Re: [MMSEM-UC] Music Use Case status from Giovanni Tummarello on 2007-04-26 (public-xg-mmsem@w3.org from April 2007)

From: Giovanni Tummarello <g.tummarello@gmail.com>
Date: Thu, 26 Apr 2007 02:06:57 +0100
To: MMSem-XG Public List <public-xg-mmsem@w3.org>
Message-ID: <462FFB31.90202@deri.org>
Hi guys,

here are some contributions on the music use case, first of all 
mentioning "lyrics" and "low level metadata" in the "complete 
description of a popular song". Lyrics are definitely needed if the 
description is "complete". Thoug not too much can be done with RDF, not 
all is lost, i suggest.
The commuter playlist is also described more in detail in its 
components, more details can be added i guess and of course plenty of 
fixes (will try to do that tomorrow a bit prior to the telecon).
Talk to you tomorrow
Giovanni
 

----------------------------

''Lyrics as metadata''

For a complete description of a song, lyrics must be considered as well.
While lyrics could in a sense be regarded as "acoustic metadata", they 
are per se actual information entities which have themselves annotation 
needs.
Lyrics share many similarities with metadata, e.g. they usually refer 
directly to well specified song, but acceptions exists as different 
artist might sing the same lyrics sometimes even with different musical 
bases and styles. Most notably, lyrics have often different authors than 
the music and voice that interprets them and might be composed at a 
different time.
Lyrics are not a simple text; they often have a structure which is 
similar to that of the song (e.g. a chorus) so they justify the use use 
of a markup language with a well specified semantics.
Unlike the previous types of metadata, however, they are not well suited 
to be expressed using the W3C Semantic Web initiative languages, e.g. in 
RDF. While RDF has been suggested instead of XML for for representig 
texts in situation where advanced and multilayered markup is wanted [Ref 
RDFTEI], music lyrics markup needs usually limit themselves to 
indicating particular sections of the songs (e.g. intro, outro, chorus) 
and possibly the performing character (e.g. in duets).
While there is no widespread standard for machine encoded lyrics, some 
have been proposed [LML][4ML] which in general fit the need for 
formatting and differentiating main parts.
An encoding in RDF of lyrics would be of limited use but still possible 
with RDF based queries possible just thanks to text search operators in 
the query language (therfore likely to be limited to "lyrics that 
contain word X"). More complex queries could be possible if more 
characters are performing in the lirics and each denoted by an RDF 
entity which has other metadata attached to it (e.g. the metadata 
described in the examples above).

It is to be reported however that an RDF encoding would have the 
disadvantage of complexity. In general it would require a supporting 
software (for example http://rdftef.sourceforge.net/) to be encoded as 
XML/RDF can be difficultly written by hand. Also, contrary to an XML 
based encoding, it could not be easily visualized in a human readable 
way by, e.g., a simple XSLT transformation.

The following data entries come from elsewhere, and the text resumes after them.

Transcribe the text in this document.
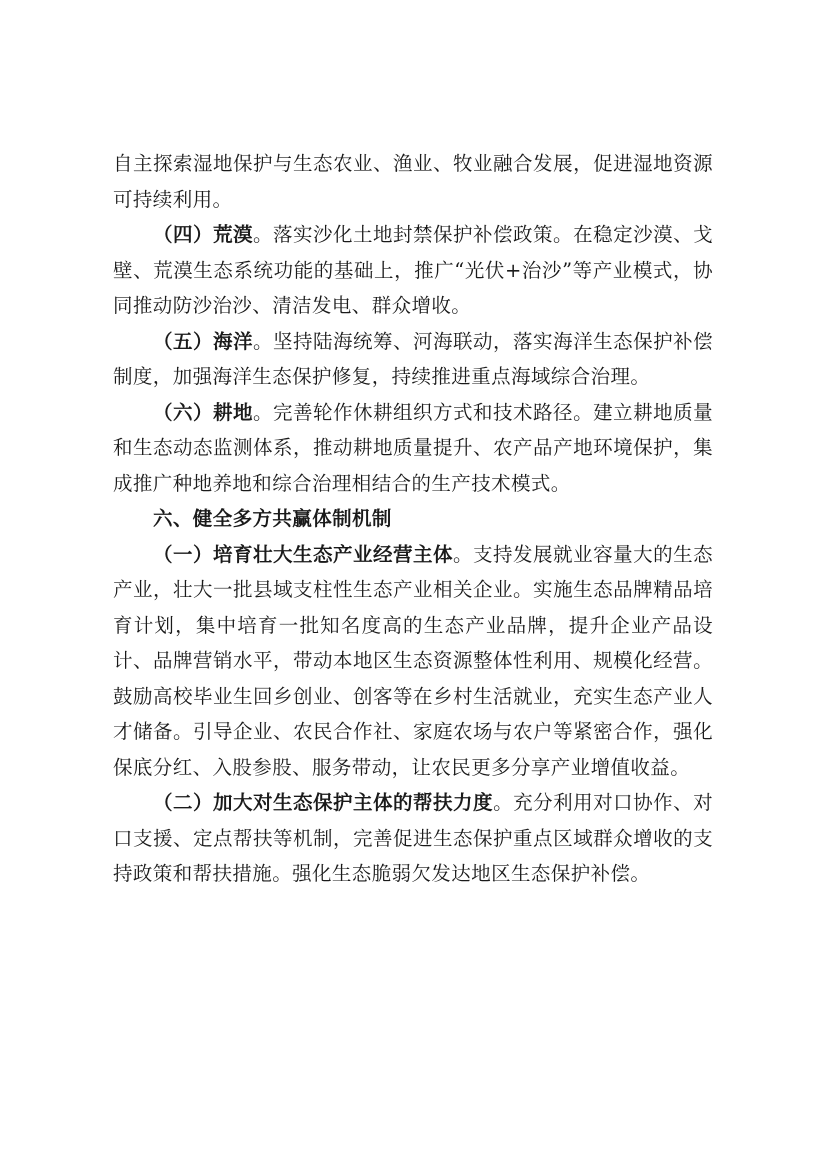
自主探索湿地保护与生态农业、渔业、牧业融合发展，促进湿地资源可持续利用。

（四）荒漠。落实沙化土地封禁保护补偿政策。在稳定沙漠、戈壁、荒漠生态系统功能的基础上，推广“光伏+治沙”等产业模式，协同推动防沙治沙、清洁发电、群众增收。

（五）海洋。坚持陆海统筹、河海联动，落实海洋生态保护补偿制度，加强海洋生态保护修复，持续推进重点海域综合治理。

（六）耕地。完善轮作休耕组织方式和技术路径。建立耕地质量和生态动态监测体系，推动耕地质量提升、农产品产地环境保护，集成推广种地养地和综合治理相结合的生产技术模式。

六、健全多方共赢体制机制

（一）培育壮大生态产业经营主体。支持发展就业容量大的生态产业，壮大一批县域支柱性生态产业相关企业。实施生态品牌精品培育计划，集中培育一批知名度高的生态产业品牌，提升企业产品设计、品牌营销水平，带动本地区生态资源整体性利用、规模化经营。鼓励高校毕业生回乡创业、创客等在乡村生活就业，充实生态产业人才储备。引导企业、农民合作社、家庭农场与农户等紧密合作，强化保底分红、入股参股、服务带动，让农民更多分享产业增值收益。

（二）加大对生态保护主体的帮扶力度。充分利用对口协作、对口支援、定点帮扶等机制，完善促进生态保护重点区域群众增收的支持政策和帮扶措施。强化生态脆弱欠发达地区生态保护补偿。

Both in case of RDF and XML encoding, interesting processing and queries 
(e.g. conceptual similarities between texts, moods etc) would 
necessitate advanced textual analysis algorithms well outside the scope 
or XML or RDF languages.
Interestingly however, it might be possible to use RDF description to 
encode the results of such advanced processings. Keyword extraction 
algorithms (usually a combination of statistical analysis, stemming and 
linguistical processing e.g. using wordnet) can be successfully employed 
on lyrics. The resulting reppresentative "terms" can be encoded as 
metadata to the lyrics or to the related song itself.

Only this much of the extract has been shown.